Editorial Péndulo de Chiapas

En el marco de una visita a Guerrero, el presidente Andrés Manuel López Obrador confirmó ayer que en breve se llevará a cabo la mudanza de la sede de la Secretaría de Salud a Acapulco. En un recorrido por las instalaciones del centro de mando policial (C5) del gobierno estatal en ese puerto del Pacífico, el mandatario, acompañado por el gobernador saliente de la entidad, Héctor Astudillo, y por el secretario federal de Salud, Jorge Alcocer, manifestó que el 3 de octubre volverá a Guerrero para, entre otras cosas, “evaluar cuánto se ha avanzado para que se establezca en esa localidad la secretaría”, la cual deberá compartir el espacio con el C5. Se prevé que el cambio de sede involucrará desde las oficinas del titular de la dependencia hasta direcciones generales, e implica un cambio de lugar de trabajo para entre mil 500 y mil 900 personas.

López Obrador se propuso, desde que era candidato a la Presidencia, descentralizar el gobierno federal y enviar casi todas las secretarías de su gabinete a distintas ciudades de la República, con la excepción de Gobernación, Relaciones Exteriores, Defensa y Marina.
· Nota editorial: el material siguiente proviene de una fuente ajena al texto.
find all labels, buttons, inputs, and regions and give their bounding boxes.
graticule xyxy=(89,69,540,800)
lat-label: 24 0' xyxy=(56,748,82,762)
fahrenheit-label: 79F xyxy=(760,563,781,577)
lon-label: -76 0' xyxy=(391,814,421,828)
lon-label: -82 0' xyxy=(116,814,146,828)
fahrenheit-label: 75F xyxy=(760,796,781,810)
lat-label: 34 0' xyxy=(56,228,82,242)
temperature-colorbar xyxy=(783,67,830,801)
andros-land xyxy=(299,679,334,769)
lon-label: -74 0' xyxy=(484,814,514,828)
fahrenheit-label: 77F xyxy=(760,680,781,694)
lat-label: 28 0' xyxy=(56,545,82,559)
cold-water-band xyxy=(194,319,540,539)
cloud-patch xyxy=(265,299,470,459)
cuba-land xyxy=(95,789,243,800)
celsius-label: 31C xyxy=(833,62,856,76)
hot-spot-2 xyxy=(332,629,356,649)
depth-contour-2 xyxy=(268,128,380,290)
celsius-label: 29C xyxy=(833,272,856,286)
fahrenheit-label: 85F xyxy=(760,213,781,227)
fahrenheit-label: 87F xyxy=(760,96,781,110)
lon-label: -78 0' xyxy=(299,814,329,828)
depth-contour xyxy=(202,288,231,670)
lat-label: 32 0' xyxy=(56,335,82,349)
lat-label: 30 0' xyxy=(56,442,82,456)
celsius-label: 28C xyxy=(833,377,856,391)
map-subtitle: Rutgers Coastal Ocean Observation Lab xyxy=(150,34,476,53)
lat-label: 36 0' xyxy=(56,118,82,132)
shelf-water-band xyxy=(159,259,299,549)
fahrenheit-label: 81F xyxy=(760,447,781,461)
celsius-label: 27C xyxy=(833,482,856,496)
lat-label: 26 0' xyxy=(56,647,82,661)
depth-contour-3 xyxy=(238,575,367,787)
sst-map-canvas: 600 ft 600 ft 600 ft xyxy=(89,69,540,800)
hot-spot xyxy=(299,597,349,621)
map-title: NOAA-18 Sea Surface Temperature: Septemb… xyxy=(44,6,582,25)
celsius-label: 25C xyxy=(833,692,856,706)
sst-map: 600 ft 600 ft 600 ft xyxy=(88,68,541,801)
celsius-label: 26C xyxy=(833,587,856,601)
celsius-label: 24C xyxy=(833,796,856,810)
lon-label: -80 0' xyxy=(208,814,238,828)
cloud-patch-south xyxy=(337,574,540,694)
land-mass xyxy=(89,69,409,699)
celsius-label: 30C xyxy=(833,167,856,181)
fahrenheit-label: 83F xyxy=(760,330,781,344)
La propuesta obedece a dos razones fundamentales: propiciar el desarrollo económico fuera de la capital y empezar a contrarrestar en ésta los efectos desastrosos que ha tenido el centralismo imperante durante toda la historia del país.

Tal propósito ha resultado, sin embargo, uno de los que mayores dificultades ha enfrentado en el presente sexenio. Si bien el jefe del Ejecutivo esperaba en su primer año en el cargo que para 2020 la descentralización llevara 50 por ciento de avance, el año pasado el gobierno tuvo que concentrarse en atender la crisis sanitaria provocada por la pandemia de Covid-19 y las dificultades económicas generadas por el confinamiento y la suspensión de buena parte de las actividades productivas. Por lo demás, las restricciones de movilidad y las medidas de distanciamiento social habrían hecho imposible la mudanza de instituciones enteras.Pero, más allá de la circunstancia epidémica, hay dificultades estructurales considerables en el proyecto del mandatario. Una de las más evidentes es la carencia de infraestructura adecuada en buena parte de los destinos proyectados para las secretarías de Estado, pues no sólo será necesario encontrar o construir las edificaciones adecuadas para su buen funcionamiento, sino que requerirán viviendas, escuelas y servicios en general para miles de familias; si este punto no se resuelve antes de llevar a cabo el cambio físico de las dependencias y de quienes laboran en ellas, podrían generarse fenómenos locales indeseables de carestía y especulación inmobiliaria. Debe tomarse en cuenta, por otra parte, la renuencia de muchos empleados y considerar que los arraigos familiares y sociales de algunos de ellos los llevarán a preferir la pérdida del trabajo con tal de no cambiar su sitio de residencia.

Ciertamente, por encima de las dificultades mencionadas, la descentralización del gobierno federal es un propósito positivo, en tanto que puede ser detonador de una desconcentración más amplia, pero cabe preguntarse si podrá llevarse a cabo en la segunda mitad del sexenio.